Merry Titania said to me,
“Of my fairies three,
Chuse which thou wilt for company,
Moth with her gilded coat is trim,
And Peasblossom’s shape is soft and slim,
But Cobweb stays by the sick man’s bed,
Though the deathwatch clicks behind his head.
If thou wilt chuse her for thy mate,
Hie away to the chancel-gate,
Or where the tombs and tablets tell
Of those who in the churchyard dwell;
Cobweb stays untroubled near
A holy house, or a dead friend’s bier.”

Leila!—if this was a fairy’s gift
 It is the fitter, Love! for thee;
And now in metaphor, not in thrift,
 This Cobweb shall be my legacy.—

It was not found in the summer air
 Floating from garden-bower to bower,
Nor hid among myrtle leaves to snare
 The flies that play’d in the noontide hour:

It clung like thee to a lonely gate,
 Where guest or reveller never came;
Its place was a chamber desolate,
 Scorn’d or unseen by courtly dame.

But Leila!—if there are fairies yet
 That make the lovely and good their care,
This film shall change to a tissue fit
 For the queen of Faery land to wear.

They shall spin the threads in a golden loom,
 They shall braid it with pearls from the purest sea,
They shall dip it in Araby’s best perfume,
 Yet it shall grow richer by touching thee.

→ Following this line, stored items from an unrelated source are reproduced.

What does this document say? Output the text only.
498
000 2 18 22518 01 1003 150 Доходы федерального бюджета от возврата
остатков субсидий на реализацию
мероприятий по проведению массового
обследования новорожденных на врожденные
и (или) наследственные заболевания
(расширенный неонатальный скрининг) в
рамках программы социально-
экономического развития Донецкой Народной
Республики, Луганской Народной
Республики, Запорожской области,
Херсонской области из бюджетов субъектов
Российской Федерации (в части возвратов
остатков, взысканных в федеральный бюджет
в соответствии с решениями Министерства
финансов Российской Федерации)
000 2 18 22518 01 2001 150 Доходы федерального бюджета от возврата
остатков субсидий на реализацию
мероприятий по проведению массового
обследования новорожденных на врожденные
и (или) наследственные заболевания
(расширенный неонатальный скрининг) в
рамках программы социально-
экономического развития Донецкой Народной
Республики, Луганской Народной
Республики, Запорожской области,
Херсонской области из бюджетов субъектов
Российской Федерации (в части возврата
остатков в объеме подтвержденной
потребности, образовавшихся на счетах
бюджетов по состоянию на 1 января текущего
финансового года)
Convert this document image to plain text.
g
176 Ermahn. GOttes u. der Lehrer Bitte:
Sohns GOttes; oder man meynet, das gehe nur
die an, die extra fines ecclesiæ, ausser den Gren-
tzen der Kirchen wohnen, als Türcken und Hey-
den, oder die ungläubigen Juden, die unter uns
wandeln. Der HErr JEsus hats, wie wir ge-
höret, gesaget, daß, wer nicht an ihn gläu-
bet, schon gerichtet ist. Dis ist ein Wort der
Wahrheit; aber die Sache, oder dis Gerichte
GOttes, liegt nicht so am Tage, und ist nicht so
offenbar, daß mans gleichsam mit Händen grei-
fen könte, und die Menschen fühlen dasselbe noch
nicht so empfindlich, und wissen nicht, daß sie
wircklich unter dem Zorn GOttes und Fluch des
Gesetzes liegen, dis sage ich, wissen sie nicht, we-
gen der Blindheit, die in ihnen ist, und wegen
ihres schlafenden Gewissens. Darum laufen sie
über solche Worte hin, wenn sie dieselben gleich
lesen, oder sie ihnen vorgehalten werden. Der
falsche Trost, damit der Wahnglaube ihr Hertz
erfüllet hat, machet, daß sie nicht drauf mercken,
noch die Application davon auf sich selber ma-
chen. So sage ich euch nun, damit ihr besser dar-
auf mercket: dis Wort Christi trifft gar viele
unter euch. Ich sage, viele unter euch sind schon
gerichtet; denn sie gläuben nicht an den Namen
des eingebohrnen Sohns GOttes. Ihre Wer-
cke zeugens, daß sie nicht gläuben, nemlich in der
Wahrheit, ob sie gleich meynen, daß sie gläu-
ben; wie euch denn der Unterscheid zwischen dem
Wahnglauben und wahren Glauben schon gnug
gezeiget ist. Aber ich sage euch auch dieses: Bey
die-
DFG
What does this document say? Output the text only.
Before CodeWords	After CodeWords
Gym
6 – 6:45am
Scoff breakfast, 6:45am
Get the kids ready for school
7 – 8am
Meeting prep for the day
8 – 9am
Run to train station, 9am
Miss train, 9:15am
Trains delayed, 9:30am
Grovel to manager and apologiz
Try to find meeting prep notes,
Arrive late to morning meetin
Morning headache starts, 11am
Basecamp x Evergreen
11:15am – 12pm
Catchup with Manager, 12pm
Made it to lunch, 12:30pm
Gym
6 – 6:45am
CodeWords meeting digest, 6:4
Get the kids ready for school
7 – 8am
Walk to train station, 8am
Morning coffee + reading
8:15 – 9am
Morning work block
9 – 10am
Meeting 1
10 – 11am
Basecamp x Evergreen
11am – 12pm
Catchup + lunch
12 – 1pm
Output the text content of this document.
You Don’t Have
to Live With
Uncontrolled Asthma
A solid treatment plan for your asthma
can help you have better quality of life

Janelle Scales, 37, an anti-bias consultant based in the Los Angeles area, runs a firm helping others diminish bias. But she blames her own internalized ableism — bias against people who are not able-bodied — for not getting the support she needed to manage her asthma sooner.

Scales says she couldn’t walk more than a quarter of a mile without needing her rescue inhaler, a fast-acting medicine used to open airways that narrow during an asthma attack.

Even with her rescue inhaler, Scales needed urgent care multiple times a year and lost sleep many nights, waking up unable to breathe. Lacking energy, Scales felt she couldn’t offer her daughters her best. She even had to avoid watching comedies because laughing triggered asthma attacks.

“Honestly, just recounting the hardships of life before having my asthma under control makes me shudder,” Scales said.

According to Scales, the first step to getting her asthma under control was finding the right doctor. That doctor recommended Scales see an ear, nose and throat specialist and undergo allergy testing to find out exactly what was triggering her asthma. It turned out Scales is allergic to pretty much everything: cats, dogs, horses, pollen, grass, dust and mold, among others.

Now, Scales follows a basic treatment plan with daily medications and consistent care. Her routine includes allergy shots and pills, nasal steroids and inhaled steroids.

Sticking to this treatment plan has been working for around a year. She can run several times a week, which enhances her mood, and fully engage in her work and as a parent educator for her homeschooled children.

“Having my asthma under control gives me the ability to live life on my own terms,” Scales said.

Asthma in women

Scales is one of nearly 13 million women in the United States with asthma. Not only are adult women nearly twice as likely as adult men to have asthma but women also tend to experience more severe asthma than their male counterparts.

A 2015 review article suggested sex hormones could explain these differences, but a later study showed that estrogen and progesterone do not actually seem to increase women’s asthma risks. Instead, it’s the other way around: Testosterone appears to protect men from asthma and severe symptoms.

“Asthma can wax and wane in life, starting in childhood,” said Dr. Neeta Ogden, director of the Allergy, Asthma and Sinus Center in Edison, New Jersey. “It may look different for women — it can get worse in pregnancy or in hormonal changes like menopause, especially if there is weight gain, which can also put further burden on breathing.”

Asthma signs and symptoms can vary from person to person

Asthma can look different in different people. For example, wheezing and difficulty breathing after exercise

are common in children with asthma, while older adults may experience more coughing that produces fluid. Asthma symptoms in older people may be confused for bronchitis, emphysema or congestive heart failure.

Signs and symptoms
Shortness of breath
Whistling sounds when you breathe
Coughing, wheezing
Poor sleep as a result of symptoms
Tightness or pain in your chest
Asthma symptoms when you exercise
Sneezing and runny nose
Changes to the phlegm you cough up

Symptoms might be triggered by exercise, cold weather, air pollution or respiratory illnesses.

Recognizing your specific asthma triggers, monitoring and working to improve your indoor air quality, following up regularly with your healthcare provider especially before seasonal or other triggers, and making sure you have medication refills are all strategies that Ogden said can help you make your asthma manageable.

Thus, as exquisite Bards give laws,
 I leave a legacy first to love;
And now my testament’s second clause,
 My one honest friend, thy faith shall prove.

Ere to dust I am safely gone,
 Take this grass to my kinsmen dear,
Tell them it grew on my threshold-stone,
 Fresh and green while they revell’d near.
Bid them not send their cards to-morrow,
 Bid them nor grouse nor grapes supply,
But one thick sheet of new foolscap borrow
 To keep my legacy smooth and dry.

Tip one tuft in your wine-cup brimming,
 Hang it high in my grandsire’s hall,
While the bells for his heir are chiming,
 And goldlaced flatterers come to call:
When to my health the glass is flowing,
 Plait this grass round its sparkling stem;
Tell them while at my gate ’twas growing,
 There it never was trod by them.

Take one sprig while ’tis yet unfaded,
 Plant it nearest an old friend’s door,
If his bounty his kinsmen aided,—
 If he can aid them now no more;
Soon it shall spread his gateway over—
 But on thine own bestow no care;
Grass thy gate and thy grave shall cover,
 Sons and Brothers shall leave it there.